October 9, 2012 — Leave a comment
Odysseus' and the sirens

CC Image Courtesy of Ken & Nyetta on Flickr

The Mediterranean Sea continues to give up the secrets it harbors from Greek and Roman times. This week, archaeologists working in Turkey discovered the well-preserved remains of 2 Roman-era shipwrecks. Excavations have been ongoing in the area since 1995 and are being performed by Italian archaeologists. The site was once the location of a Roman trading city named Elaiussa Sebaste which was founded in the 2nd century BC. One ship is from the Roman Imperial period and the other from around 500 AD. They both contain cargoes of amphorae and marble.
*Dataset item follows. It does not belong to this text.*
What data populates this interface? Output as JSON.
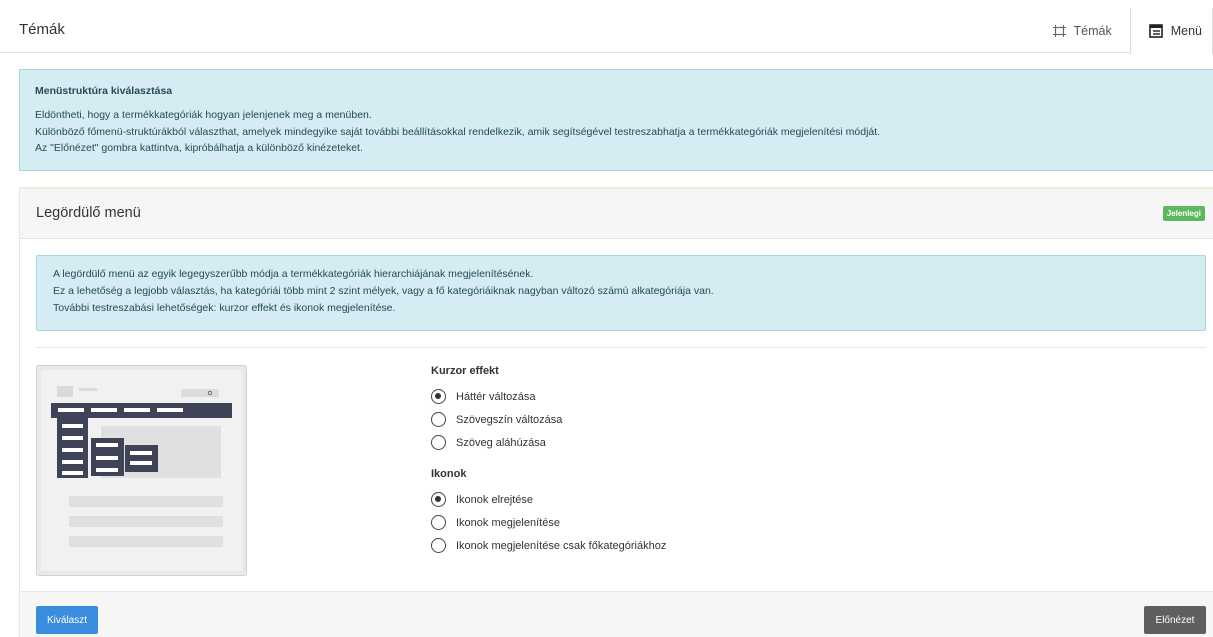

Archaeologists hope that further excavations and study will supply insight into Roman trading patterns between Elaiussa Sebaste, Syria, Egypt and the Anatolian peninsula.

Work on a third wreck, this one from around 350 BC, is likely to assist archaeologists in their understanding of Greek shipbuilding techniques. Dubbed the Mazotos Wreck, the ship was discovered in 2006 and archaeological work began in 2007. This year the team found that approximately 45 feet of planking as well as the ship’s keel have been preserved and are useful for study. The ship was carrying ~1,000 jugs of wine when it sank and the remains of its cargo have helped researchers better understand the trade of ancient Greece.

These are not the only discoveries made this year in ancient Greek and Roman maritime archaeology. Earlier this year, surveyors for a gas pipeline discovered a Roman era wreck that dispelled the belief that Roman trading vessels hugged the shoreline and did not traverse open water. Robert Ballard also discovered two wrecks off the coast of Cyprus. With the continuation of exploration operations on the Antikythera Mechanism wreck, there could be even more revelations to come as the year draws to a close.